Rambler's Top100
Петербургский театральный журнал

№ 50

2007

Петербургский театральный журнал

 

Смешной

Прекрасно помню (а это было давно, много лет назад) Наркиса — необычайно разболтанного парня, который по пьянству дурил, босыми ногами ступал в воду, топал и брызги летели во все стороны. Дело происходило на сцене ленинградского театра Комедии в спектакле «Горячее сердце», и Наркисом был Сергей Дрейден. Этот феноменальный хулиган затмевал всех. Чтобы сохранить некое общее равновесие в ансамбле, его бы придержать, не выпускать надо было. Энергия била из него ключом. Светловолосый, светлоглазый, стройный и смешной, с хрипловатым голосом и растянутыми интонациями, он в полном смысле комиком и не был. Он изображал баловня жизни, и манера его актерская состояла в том, чтобы баловаться. Позднее всегда казалось, что ему ничего не стоит представлять кого угодно, бесцеремонно, и вообще: появляться на людях, перед залом, — одно удовольствие. Легко вошел в профессию актера, может быть, слишком легко. Талант настолько бросался в глаза, что его перехваливали. Им любовались и радовались молодецкой дерзости, с которой он схватывал всякую роль. Органичен до невероятия.

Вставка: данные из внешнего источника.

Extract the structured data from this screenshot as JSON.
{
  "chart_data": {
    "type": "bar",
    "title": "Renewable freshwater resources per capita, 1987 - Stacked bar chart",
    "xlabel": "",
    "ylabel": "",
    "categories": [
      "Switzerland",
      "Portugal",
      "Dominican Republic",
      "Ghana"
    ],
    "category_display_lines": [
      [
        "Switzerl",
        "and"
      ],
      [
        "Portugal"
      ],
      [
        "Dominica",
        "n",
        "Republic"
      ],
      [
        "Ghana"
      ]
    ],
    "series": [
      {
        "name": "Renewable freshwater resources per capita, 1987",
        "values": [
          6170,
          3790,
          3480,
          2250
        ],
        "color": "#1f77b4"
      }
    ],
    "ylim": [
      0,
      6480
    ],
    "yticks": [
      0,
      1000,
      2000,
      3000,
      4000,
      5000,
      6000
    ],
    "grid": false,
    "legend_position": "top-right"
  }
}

В «Потерянных звездах» его персонажа с завистью называют «классический и крупный мужчина». Сочетание в Дрейдене мужского обаяния и комизма и есть оригинальность. Отдаленно он похож на Бельмондо — однако без детективных забав и комплекса супермена. Этой глупостью Дрейден никогда не страдал. И от комизма никогда не отступал. Правда, не так уж много ролей набирается, когда начинаешь считать. Хотелось — и ему, и нам — еще большего внимания. Но все поворачивалось вбок, с судьбой он разговаривал в том же тоне, что и Шмуэль в «Потерянных звездах», — как с неудачно разбогатевшим папой: не жалуясь, не ожесточаясь, без суеты.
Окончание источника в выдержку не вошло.